On July 12, 1927, Margie Grace was born to George Grace and Wilkie Bowen. Her great-grandfather Henry Bartlett Grace served as a Confederate army officer and aided in the foundation of Graceville, Florida. When she was 14 she met Wayne Mixson, who was 19. On December 27, 1947, she married Mixson in Graceville, Florida.

Mixson graduated from Graceville High School, Florida State University with a bachelor's degree, and the University of Florida with a master's degree. During her education at Florida State University she became a member of Kappa Delta Pi.

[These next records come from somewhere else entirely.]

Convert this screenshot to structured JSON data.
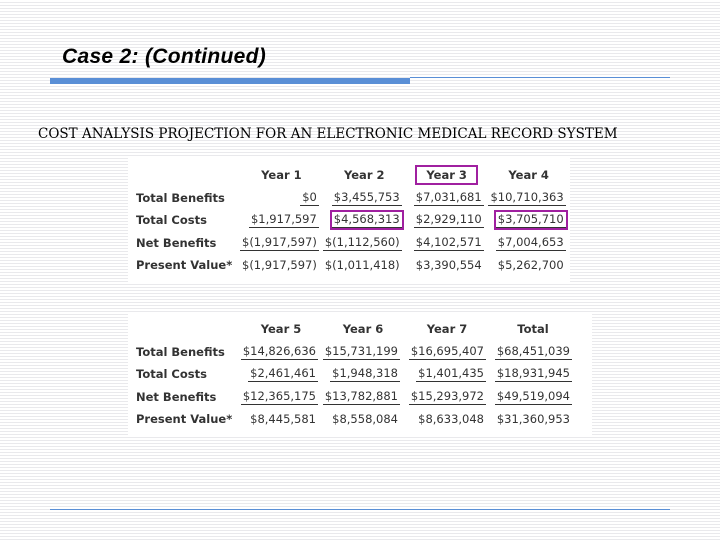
{
  "slide": {
    "title": "Case 2: (Continued)",
    "subtitle": "COST ANALYSIS PROJECTION FOR AN ELECTRONIC MEDICAL RECORD SYSTEM"
  },
  "colors": {
    "accent": "#5a8fd6",
    "highlight": "#a020a0"
  },
  "table1": {
    "columns": [
      "Year 1",
      "Year 2",
      "Year 3",
      "Year 4"
    ],
    "rows": {
      "total_benefits": {
        "label": "Total Benefits",
        "values": [
          "$0",
          "$3,455,753",
          "$7,031,681",
          "$10,710,363"
        ]
      },
      "total_costs": {
        "label": "Total Costs",
        "values": [
          "$1,917,597",
          "$4,568,313",
          "$2,929,110",
          "$3,705,710"
        ]
      },
      "net_benefits": {
        "label": "Net Benefits",
        "values": [
          "$(1,917,597)",
          "$(1,112,560)",
          "$4,102,571",
          "$7,004,653"
        ]
      },
      "present_value": {
        "label": "Present Value*",
        "values": [
          "$(1,917,597)",
          "$(1,011,418)",
          "$3,390,554",
          "$5,262,700"
        ]
      }
    }
  },
  "table2": {
    "columns": [
      "Year 5",
      "Year 6",
      "Year 7",
      "Total"
    ],
    "rows": {
      "total_benefits": {
        "label": "Total Benefits",
        "values": [
          "$14,826,636",
          "$15,731,199",
          "$16,695,407",
          "$68,451,039"
        ]
      },
      "total_costs": {
        "label": "Total Costs",
        "values": [
          "$2,461,461",
          "$1,948,318",
          "$1,401,435",
          "$18,931,945"
        ]
      },
      "net_benefits": {
        "label": "Net Benefits",
        "values": [
          "$12,365,175",
          "$13,782,881",
          "$15,293,972",
          "$49,519,094"
        ]
      },
      "present_value": {
        "label": "Present Value*",
        "values": [
          "$8,445,581",
          "$8,558,084",
          "$8,633,048",
          "$31,360,953"
        ]
      }
    }
  }
}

After graduating from university she started teaching English in Campbellton, Florida and at Graceville High School. She later served as an American Literature professor at Chipola College for thirty years until her husband was elected as the 12th Lieutenant Governor of Florida.

==Second and First Lady==
===Second Lady===
In 1979, Mixson was appointed to serve as one of the thirty-eight members of the Florida Commission on the Status of Women which also had state Representative Elaine Gordon and Representative Carrie Meek. She served as the chairwoman of one of the commission sessions which discussed spousal abuse, the Equal Rights Amendment, sex education, lesbian mother rights, rehabilitation efforts for women, and economic discrimination. She opposed the passage of the Equal Rights Amendment, but support abortion rights.

In 1986, she asked for the Health and Rehabilitative Services Committee in the Florida Senate to approve legislation that would place an additional tax on cigarettes to raise money for cancer research and treatment. During the 1970s she had undergone a double mastectomy for breast cancer treatment.

===First Lady===
In 1986, Governor Bob Graham won election to the United States Senate. On January 3, 1987, he resigned from the governorship to take office in the Senate. On January 3, Wayne Mixson was inaugurated as the 39th Governor of Florida by Chief Justice Parker Lee McDonald of the Florida Supreme Court while Margie Mixson held the Bible. She served as the First Lady of Florida during her husband's three day gubernatorial tenure.

==Later life==
After Mixson's husband left office they returned to their farm in Jackson County, Florida to raise cattle and grow peanuts, cotton, and soybeans.

On July 8, 2020, Wayne Mixson died in Tallahassee, Florida, at the age of 98. She died in Panama City, Florida, on December 27, 2023, at the age of 96.